Lupin AF

Named after Arsene Lupin, the gentleman thief. More about the AF part when the v0.1.6 branch lands in mid-to-late April.

A voice-first AI agent platform that closes the voice loop from browser UI through agent execution into developer tooling and back -- with Bayesian trust learning, fine-tuned intent routing, and solution caching built in.

Current version: v0.1.6 | License: Apache 2.0

Human in the loop, reimagined

Every agentic AI platform needs human oversight. Most implement it as a modal dialog: click approve, type feedback, wait. Lupin takes a fundamentally different approach -- voice-first human-in-the-loop.
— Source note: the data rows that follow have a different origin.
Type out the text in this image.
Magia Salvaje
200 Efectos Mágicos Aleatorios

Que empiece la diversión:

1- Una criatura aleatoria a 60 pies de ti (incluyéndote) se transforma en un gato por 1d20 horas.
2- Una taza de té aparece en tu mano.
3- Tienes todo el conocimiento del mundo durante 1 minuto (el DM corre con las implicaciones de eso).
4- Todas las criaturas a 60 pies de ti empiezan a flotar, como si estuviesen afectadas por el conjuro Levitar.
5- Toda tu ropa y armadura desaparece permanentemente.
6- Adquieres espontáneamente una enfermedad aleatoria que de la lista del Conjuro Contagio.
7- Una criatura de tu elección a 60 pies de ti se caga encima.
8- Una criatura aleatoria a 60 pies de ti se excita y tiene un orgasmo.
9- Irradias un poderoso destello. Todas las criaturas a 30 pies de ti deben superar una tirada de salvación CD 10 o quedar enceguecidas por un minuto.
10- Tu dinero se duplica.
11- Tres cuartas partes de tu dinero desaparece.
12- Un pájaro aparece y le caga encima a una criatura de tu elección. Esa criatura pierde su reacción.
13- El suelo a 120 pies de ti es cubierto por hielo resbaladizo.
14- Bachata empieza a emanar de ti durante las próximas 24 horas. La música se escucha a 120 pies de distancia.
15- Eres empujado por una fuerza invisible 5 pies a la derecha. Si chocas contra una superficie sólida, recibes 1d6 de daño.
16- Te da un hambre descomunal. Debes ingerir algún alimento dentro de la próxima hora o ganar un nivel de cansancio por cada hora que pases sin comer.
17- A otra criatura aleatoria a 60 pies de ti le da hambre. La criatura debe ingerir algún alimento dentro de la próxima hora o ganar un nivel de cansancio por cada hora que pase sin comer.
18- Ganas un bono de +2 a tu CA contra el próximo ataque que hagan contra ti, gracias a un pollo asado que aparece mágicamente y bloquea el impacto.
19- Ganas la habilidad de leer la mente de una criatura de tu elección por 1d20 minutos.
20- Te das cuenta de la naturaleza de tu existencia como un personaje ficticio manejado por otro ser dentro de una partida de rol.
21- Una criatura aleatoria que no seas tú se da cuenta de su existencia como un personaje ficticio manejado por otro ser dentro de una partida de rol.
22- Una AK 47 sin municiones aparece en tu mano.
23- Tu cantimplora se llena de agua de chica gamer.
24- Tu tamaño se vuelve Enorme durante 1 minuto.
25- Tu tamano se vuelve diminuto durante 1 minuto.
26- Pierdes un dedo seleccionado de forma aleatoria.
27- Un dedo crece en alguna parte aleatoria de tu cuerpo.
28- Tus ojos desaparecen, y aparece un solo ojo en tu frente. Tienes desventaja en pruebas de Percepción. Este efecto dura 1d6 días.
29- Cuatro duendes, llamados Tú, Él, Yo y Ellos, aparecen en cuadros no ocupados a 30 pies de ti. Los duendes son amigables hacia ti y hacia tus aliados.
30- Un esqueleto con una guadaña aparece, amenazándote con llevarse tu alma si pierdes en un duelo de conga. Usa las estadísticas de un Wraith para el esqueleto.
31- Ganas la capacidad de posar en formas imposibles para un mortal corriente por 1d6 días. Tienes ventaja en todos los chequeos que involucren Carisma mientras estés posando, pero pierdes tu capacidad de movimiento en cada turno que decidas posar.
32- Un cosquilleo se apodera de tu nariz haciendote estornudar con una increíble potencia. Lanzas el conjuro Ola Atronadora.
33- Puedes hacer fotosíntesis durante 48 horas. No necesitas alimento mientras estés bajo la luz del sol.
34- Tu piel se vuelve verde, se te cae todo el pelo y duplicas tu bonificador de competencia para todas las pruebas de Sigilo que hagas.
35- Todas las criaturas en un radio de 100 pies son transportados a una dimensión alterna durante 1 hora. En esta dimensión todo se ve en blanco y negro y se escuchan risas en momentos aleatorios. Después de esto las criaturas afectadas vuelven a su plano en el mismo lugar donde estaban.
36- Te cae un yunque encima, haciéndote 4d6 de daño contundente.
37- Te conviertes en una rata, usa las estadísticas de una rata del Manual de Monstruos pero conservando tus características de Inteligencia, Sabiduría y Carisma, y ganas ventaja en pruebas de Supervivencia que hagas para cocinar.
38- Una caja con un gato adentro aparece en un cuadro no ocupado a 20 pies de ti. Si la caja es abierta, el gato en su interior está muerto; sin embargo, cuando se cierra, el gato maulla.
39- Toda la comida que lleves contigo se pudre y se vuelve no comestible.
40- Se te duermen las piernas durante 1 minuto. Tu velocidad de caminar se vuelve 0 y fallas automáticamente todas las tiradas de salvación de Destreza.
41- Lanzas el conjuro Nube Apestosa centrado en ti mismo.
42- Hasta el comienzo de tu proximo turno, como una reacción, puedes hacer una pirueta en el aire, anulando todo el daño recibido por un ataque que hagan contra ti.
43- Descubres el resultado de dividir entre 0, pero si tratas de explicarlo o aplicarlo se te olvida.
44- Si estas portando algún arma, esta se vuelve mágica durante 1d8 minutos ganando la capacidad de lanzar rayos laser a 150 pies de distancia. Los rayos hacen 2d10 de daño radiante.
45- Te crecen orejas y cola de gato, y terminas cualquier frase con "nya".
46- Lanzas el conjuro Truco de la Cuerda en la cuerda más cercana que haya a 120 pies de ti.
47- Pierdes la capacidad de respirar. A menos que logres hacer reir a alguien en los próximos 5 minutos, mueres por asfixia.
Agents speak to you. You speak back. A Bayesian trust engine learns your preferences over time, escalating only when confidence is low and auto-approving when it has earned your trust. The result: human oversight that works from across the room, while you're multitasking, or even from your phone -- no screen required.

This is the missing piece in agentic AI: not just making agents smarter, but making human oversight effortless.

The dream

Talk to the computer, and it tells you, or does, something useful.

The problem

Currently, AI agents and chatbots are slow and expensive. They make silly mistakes. They're forgetful. And they work too hard reinventing the wheel.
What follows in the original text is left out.